Die Klägerin kann sich nicht mit Erfolg auf das BFH-Urteil vom 4. März 1970 I R 123/68 (BFHE 98, 259, BStBl II 1970, 470) berufen. Das Urteil betrifft nicht die Gewerbesteuer, sondern die Körperschaftsteuer. Es leitet aus § 16 der Körperschaftsteuer-Durchführungsverordnung (KStDV) a.F. (entspricht § 8 Abs. 2 des Körperschaftsteuergesetzes - KStG - 1977) ab, daß im Sinne des Körperschaftsteuerrechts nur solche Einkünfte einer Kapitalgesellschaft als gewerbliche Einkünfte zu behandeln sind, die unter die sieben Einkunftsarten des EStG fallen. Der Senat hat bereits in den Urteilen vom 4. Februar 1987 I R 58/86 (BFHE 149, 109, BStBl II 1988, 215), und vom 25. November 1987 I R 126/85 (BFHE 151, 544, BStBl II 1988, 220) offengelassen, ob er diese Auffassung weiterhin für zutreffend hält. Jedenfalls wirkt sich der Meinungsstreit im Gewerbesteuerrecht nicht aus. Denn bei ihm geht es gerade darum, ob die Regelung in § 2 Abs. 2 GewStG betreffend die Kapitalgesellschaften auch für das Körperschaftsteuerrecht gilt (vgl. Urteil in BFHE 149, 109, BStBl II 1988, 215). Das Urteil in BFHE 98, 259, BStBl II 1970, 470, auf das sich die Klägerin beruft, hat darauf hingewiesen, daß es für das Körperschaftsteuerrecht unerheblich sei, ob § 2 Abs. 2 Nr. 2 GewStG a.F. (entspricht § 2 Abs. 2 Satz 1 GewStG in der für das Streitjahr gültigen Fassung) für das Gewerbesteuerrecht zu einem anderen Ergebnis führe als das KStG; denn im KStG sei keine entsprechende Regelung getroffen. Der Senat verweist im übrigen auf die Urteile vom 20. Oktober 1976 I R 148/74 (BFHE 120, 265, BStBl II 1977, 10), und vom 8. Juni 1977 I R 40/75 (BFHE 122, 318, BStBl II 1977, 668).

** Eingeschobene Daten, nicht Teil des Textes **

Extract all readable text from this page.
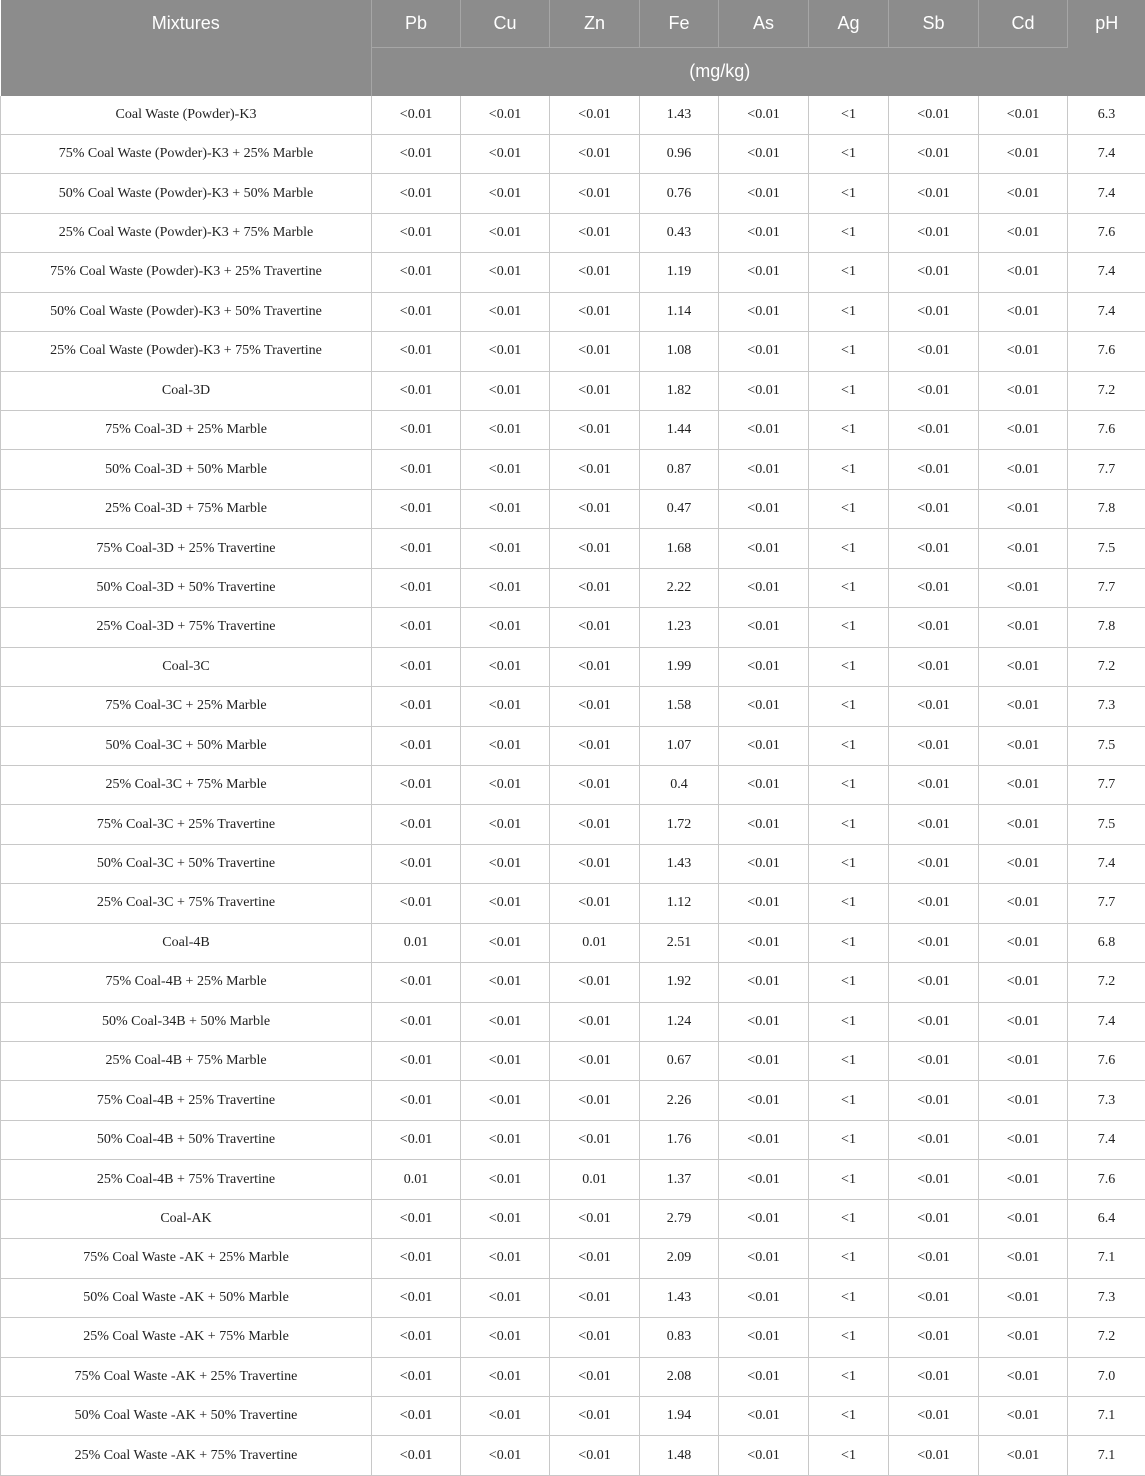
Mixtures	Pb	Cu	Zn	Fe	As	Ag	Sb	Cd	pH
	(mg/kg)								
Coal Waste (Powder)-K3	<0.01	<0.01	<0.01	1.43	<0.01	<1	<0.01	<0.01	6.3
75% Coal Waste (Powder)-K3 + 25% Marble	<0.01	<0.01	<0.01	0.96	<0.01	<1	<0.01	<0.01	7.4
50% Coal Waste (Powder)-K3 + 50% Marble	<0.01	<0.01	<0.01	0.76	<0.01	<1	<0.01	<0.01	7.4
25% Coal Waste (Powder)-K3 + 75% Marble	<0.01	<0.01	<0.01	0.43	<0.01	<1	<0.01	<0.01	7.6
75% Coal Waste (Powder)-K3 + 25% Travertine	<0.01	<0.01	<0.01	1.19	<0.01	<1	<0.01	<0.01	7.4
50% Coal Waste (Powder)-K3 + 50% Travertine	<0.01	<0.01	<0.01	1.14	<0.01	<1	<0.01	<0.01	7.4
25% Coal Waste (Powder)-K3 + 75% Travertine	<0.01	<0.01	<0.01	1.08	<0.01	<1	<0.01	<0.01	7.6
Coal-3D	<0.01	<0.01	<0.01	1.82	<0.01	<1	<0.01	<0.01	7.2
75% Coal-3D + 25% Marble	<0.01	<0.01	<0.01	1.44	<0.01	<1	<0.01	<0.01	7.6
50% Coal-3D + 50% Marble	<0.01	<0.01	<0.01	0.87	<0.01	<1	<0.01	<0.01	7.7
25% Coal-3D + 75% Marble	<0.01	<0.01	<0.01	0.47	<0.01	<1	<0.01	<0.01	7.8
75% Coal-3D + 25% Travertine	<0.01	<0.01	<0.01	1.68	<0.01	<1	<0.01	<0.01	7.5
50% Coal-3D + 50% Travertine	<0.01	<0.01	<0.01	2.22	<0.01	<1	<0.01	<0.01	7.7
25% Coal-3D + 75% Travertine	<0.01	<0.01	<0.01	1.23	<0.01	<1	<0.01	<0.01	7.8
Coal-3C	<0.01	<0.01	<0.01	1.99	<0.01	<1	<0.01	<0.01	7.2
75% Coal-3C + 25% Marble	<0.01	<0.01	<0.01	1.58	<0.01	<1	<0.01	<0.01	7.3
50% Coal-3C + 50% Marble	<0.01	<0.01	<0.01	1.07	<0.01	<1	<0.01	<0.01	7.5
25% Coal-3C + 75% Marble	<0.01	<0.01	<0.01	0.4	<0.01	<1	<0.01	<0.01	7.7
75% Coal-3C + 25% Travertine	<0.01	<0.01	<0.01	1.72	<0.01	<1	<0.01	<0.01	7.5
50% Coal-3C + 50% Travertine	<0.01	<0.01	<0.01	1.43	<0.01	<1	<0.01	<0.01	7.4
25% Coal-3C + 75% Travertine	<0.01	<0.01	<0.01	1.12	<0.01	<1	<0.01	<0.01	7.7
Coal-4B	0.01	<0.01	0.01	2.51	<0.01	<1	<0.01	<0.01	6.8
75% Coal-4B + 25% Marble	<0.01	<0.01	<0.01	1.92	<0.01	<1	<0.01	<0.01	7.2
50% Coal-34B + 50% Marble	<0.01	<0.01	<0.01	1.24	<0.01	<1	<0.01	<0.01	7.4
25% Coal-4B + 75% Marble	<0.01	<0.01	<0.01	0.67	<0.01	<1	<0.01	<0.01	7.6
75% Coal-4B + 25% Travertine	<0.01	<0.01	<0.01	2.26	<0.01	<1	<0.01	<0.01	7.3
50% Coal-4B + 50% Travertine	<0.01	<0.01	<0.01	1.76	<0.01	<1	<0.01	<0.01	7.4
25% Coal-4B + 75% Travertine	0.01	<0.01	0.01	1.37	<0.01	<1	<0.01	<0.01	7.6
Coal-AK	<0.01	<0.01	<0.01	2.79	<0.01	<1	<0.01	<0.01	6.4
75% Coal Waste -AK + 25% Marble	<0.01	<0.01	<0.01	2.09	<0.01	<1	<0.01	<0.01	7.1
50% Coal Waste -AK + 50% Marble	<0.01	<0.01	<0.01	1.43	<0.01	<1	<0.01	<0.01	7.3
25% Coal Waste -AK + 75% Marble	<0.01	<0.01	<0.01	0.83	<0.01	<1	<0.01	<0.01	7.2
75% Coal Waste -AK + 25% Travertine	<0.01	<0.01	<0.01	2.08	<0.01	<1	<0.01	<0.01	7.0
50% Coal Waste -AK + 50% Travertine	<0.01	<0.01	<0.01	1.94	<0.01	<1	<0.01	<0.01	7.1
25% Coal Waste -AK + 75% Travertine	<0.01	<0.01	<0.01	1.48	<0.01	<1	<0.01	<0.01	7.1
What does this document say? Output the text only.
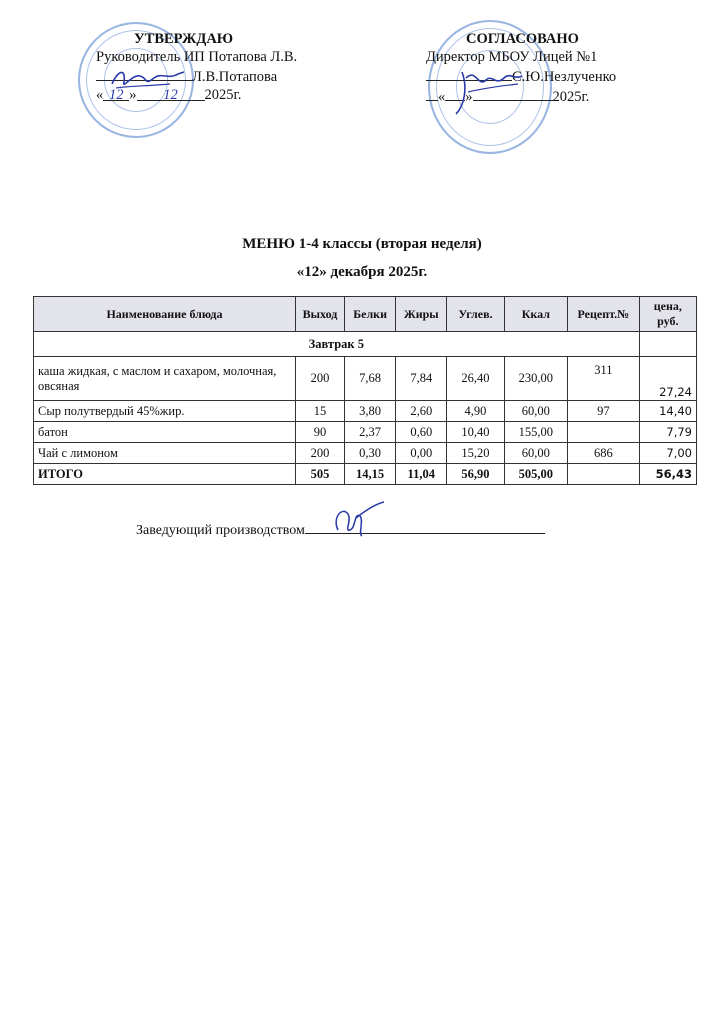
УТВЕРЖДАЮ
Руководитель ИП Потапова Л.В.
Л.В.Потапова
« 12 » 12 2025г.
СОГЛАСОВАНО
Директор МБОУ Лицей №1
С.Ю.Незлученко
« »	2025г.
МЕНЮ 1-4 классы (вторая неделя)
«12» декабря 2025г.
Наименование блюда	Выход	Белки	Жиры	Углев.	Ккал	Рецепт.№	цена, руб.
Завтрак 5							
каша жидкая, с маслом и сахаром, молочная, овсяная	200	7,68	7,84	26,40	230,00	311	27,24
Сыр полутвердый 45%жир.	15	3,80	2,60	4,90	60,00	97	14,40
батон	90	2,37	0,60	10,40	155,00		7,79
Чай с лимоном	200	0,30	0,00	15,20	60,00	686	7,00
ИТОГО	505	14,15	11,04	56,90	505,00		56,43
Заведующий производством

Aus § 7 GewStG kann nichts anderes hergeleitet werden. Danach ist der nach den Vorschriften des EStG oder KStG zu ermittelnde Gewinn Grundlage des Gewerbeertrags. Liegt ein Gewerbebetrieb aufgrund der Regelung in § 2 Abs. 2 Satz 1 GewStG vor, hat die Vorschrift des § 7 GewStG zur Folge, daß der Gewerbeertrag nach denselben Grundsätzen zu ermitteln ist wie der Gewinn, der bei den ersten drei Einkunftsarten im Sinne des § 2 Abs. 1 EStG Bemessungsgrundlage ist (§ 2 Abs. 1 EStG). Aus § 7 GewStG ergibt sich nicht, daß für die Annahme eines Gewerbebetriebes die Voraussetzungen einer der sieben Einkunftsarten bzw. einer der drei ersten der sieben Einkunftsarten vorliegen müssen. Die Vorschrift regelt lediglich die Ermittlungsmethode für den Gewerbeertrag für den Fall, daß ein Gewerbebetrieb vorliegt. Bei einer Kapitalgesellschaft, die aufgrund gesetzlicher Vorschriften verpflichtet ist, Bücher zu führen und regelmäßige Abschlüsse zu machen, bedeutet dies, daß der Gewerbeertrag gemäß § 8 Abs. 1 und 2 KStG 1984 i.V.m. § 5 und § 4 Abs. 1 EStG im Wege des Bestandvergleichs zu ermitteln ist.